No matter what the reason, most internal attacks come from employees in positions of trust and physical access. The U.S. Secret Service and Carnegie Mellon University Software Engineering Institute’s CERT Coordination Center created a profile of the insider IT attacker in a 2005 study. According to the profile, attackers will be male and between the ages of 17 and 60, with racial and ethnic diversity. However, there is an 86 percent chance the attacker will be in a technical position.
The study also found that revenge was the motivator in 92 percent of insider attacks, and 64 percent of attacks were committed via remote access. Attackers had exhibited suspicious or disruptive behavior to colleagues or supervisors in the days before the attack 80 percent of the time. Most attacks required very little technical sophistication.

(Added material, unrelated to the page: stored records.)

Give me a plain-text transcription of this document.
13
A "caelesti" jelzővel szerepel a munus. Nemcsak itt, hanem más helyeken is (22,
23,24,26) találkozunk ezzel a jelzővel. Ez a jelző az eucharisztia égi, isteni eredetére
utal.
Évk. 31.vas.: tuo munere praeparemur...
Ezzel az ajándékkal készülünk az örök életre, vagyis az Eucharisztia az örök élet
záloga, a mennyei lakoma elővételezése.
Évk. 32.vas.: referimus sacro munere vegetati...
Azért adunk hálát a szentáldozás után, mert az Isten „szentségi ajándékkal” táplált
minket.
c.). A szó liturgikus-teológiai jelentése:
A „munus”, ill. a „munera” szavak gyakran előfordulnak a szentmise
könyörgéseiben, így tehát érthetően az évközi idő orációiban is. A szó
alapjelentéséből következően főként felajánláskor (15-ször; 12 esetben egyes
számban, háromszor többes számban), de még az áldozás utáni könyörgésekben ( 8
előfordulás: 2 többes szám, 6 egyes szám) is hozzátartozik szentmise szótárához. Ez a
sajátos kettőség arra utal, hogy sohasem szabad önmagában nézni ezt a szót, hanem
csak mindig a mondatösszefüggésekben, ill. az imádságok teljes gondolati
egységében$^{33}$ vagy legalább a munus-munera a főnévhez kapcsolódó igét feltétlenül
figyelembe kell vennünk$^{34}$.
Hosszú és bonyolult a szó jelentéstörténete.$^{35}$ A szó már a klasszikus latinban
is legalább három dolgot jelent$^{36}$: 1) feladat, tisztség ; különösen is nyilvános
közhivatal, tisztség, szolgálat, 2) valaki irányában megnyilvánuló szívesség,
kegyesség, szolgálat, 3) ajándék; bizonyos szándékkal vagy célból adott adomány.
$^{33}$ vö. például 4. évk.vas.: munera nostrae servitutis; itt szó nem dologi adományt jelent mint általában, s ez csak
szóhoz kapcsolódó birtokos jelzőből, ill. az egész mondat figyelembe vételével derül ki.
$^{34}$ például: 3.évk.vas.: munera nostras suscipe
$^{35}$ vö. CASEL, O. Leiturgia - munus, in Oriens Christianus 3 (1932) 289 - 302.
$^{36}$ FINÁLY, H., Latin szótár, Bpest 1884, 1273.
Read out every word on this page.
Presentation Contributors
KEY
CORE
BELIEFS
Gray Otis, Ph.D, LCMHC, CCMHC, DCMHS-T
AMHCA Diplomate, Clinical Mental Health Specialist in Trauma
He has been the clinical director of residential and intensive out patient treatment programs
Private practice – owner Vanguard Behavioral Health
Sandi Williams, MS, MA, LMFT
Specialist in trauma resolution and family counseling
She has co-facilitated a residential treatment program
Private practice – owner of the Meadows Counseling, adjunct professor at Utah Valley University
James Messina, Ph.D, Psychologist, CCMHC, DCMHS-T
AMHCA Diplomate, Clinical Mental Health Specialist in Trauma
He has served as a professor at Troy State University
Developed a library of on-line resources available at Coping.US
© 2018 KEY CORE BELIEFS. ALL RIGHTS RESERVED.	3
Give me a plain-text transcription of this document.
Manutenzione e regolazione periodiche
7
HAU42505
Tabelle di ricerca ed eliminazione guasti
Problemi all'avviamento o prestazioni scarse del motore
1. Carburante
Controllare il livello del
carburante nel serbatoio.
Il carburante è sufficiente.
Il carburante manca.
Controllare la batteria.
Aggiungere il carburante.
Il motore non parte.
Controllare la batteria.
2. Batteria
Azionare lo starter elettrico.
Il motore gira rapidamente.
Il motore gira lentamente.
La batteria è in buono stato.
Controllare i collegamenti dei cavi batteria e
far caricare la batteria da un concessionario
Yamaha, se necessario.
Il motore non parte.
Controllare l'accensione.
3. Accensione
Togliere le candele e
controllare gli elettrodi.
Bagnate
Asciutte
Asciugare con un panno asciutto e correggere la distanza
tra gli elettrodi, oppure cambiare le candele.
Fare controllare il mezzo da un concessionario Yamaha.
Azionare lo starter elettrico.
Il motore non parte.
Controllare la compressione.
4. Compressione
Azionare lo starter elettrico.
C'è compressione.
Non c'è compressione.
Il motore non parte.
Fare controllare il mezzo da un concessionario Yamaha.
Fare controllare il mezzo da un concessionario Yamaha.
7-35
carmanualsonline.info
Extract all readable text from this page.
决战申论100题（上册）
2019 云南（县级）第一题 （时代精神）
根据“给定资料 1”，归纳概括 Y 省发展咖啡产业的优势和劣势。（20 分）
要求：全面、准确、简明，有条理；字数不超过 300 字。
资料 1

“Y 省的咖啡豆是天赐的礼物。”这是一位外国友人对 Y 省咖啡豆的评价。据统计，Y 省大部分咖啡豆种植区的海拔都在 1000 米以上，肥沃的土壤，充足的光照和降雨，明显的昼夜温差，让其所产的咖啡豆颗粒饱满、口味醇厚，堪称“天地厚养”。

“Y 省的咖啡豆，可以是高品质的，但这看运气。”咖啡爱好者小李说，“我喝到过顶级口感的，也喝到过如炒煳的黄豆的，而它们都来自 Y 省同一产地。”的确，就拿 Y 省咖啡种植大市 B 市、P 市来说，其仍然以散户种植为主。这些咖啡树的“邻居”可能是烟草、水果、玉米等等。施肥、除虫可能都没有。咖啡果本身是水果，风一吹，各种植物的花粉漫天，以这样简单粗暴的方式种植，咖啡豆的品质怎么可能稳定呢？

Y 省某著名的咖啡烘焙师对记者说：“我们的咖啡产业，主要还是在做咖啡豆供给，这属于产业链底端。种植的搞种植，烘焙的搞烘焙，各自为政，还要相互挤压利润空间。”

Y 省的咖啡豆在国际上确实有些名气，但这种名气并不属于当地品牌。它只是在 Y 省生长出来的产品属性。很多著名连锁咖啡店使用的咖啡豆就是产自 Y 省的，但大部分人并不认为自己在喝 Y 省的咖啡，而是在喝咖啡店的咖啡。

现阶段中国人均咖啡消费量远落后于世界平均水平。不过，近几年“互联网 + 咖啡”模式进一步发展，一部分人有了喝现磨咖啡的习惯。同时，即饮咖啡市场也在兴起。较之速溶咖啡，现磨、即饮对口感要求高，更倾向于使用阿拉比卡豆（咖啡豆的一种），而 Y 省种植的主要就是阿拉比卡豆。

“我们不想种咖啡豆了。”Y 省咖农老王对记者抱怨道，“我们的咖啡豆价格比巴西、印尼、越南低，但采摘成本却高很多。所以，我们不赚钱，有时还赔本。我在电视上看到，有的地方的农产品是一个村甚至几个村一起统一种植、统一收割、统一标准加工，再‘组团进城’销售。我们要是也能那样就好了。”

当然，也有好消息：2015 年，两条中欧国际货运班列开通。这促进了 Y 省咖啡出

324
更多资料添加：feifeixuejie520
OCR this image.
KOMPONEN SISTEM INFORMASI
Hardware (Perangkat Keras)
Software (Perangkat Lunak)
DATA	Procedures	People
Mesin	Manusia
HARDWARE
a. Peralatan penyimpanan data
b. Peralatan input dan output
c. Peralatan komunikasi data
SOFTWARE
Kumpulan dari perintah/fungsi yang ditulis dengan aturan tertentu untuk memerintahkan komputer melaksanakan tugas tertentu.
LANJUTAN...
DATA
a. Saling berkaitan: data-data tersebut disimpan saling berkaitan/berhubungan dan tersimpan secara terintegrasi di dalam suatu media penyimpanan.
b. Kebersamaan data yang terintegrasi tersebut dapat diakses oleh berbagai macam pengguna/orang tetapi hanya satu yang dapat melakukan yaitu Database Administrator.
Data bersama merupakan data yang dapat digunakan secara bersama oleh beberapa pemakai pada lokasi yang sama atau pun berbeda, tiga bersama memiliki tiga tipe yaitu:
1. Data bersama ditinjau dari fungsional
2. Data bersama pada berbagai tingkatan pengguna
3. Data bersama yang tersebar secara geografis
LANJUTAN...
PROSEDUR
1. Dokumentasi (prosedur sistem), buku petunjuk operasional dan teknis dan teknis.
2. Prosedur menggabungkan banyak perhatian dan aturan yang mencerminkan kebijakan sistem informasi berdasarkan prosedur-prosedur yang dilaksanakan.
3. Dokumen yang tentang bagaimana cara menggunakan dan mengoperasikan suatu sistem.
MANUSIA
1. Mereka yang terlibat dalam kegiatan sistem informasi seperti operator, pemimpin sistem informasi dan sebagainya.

The most common damages from insider attacks are the sabotage of information systems, theft of information or assets, bad code, viruses and unauthorized installations. As most financial damage from insider attacks, about $348 billion of the $400 billion annual cost, is inflicted from “privileged users,” companies should log and audit user activity, while defending against remote attacks and malicious code. Most importantly, companies should be aware of the potential damages insider threats pose and implement IT security awareness company-wide.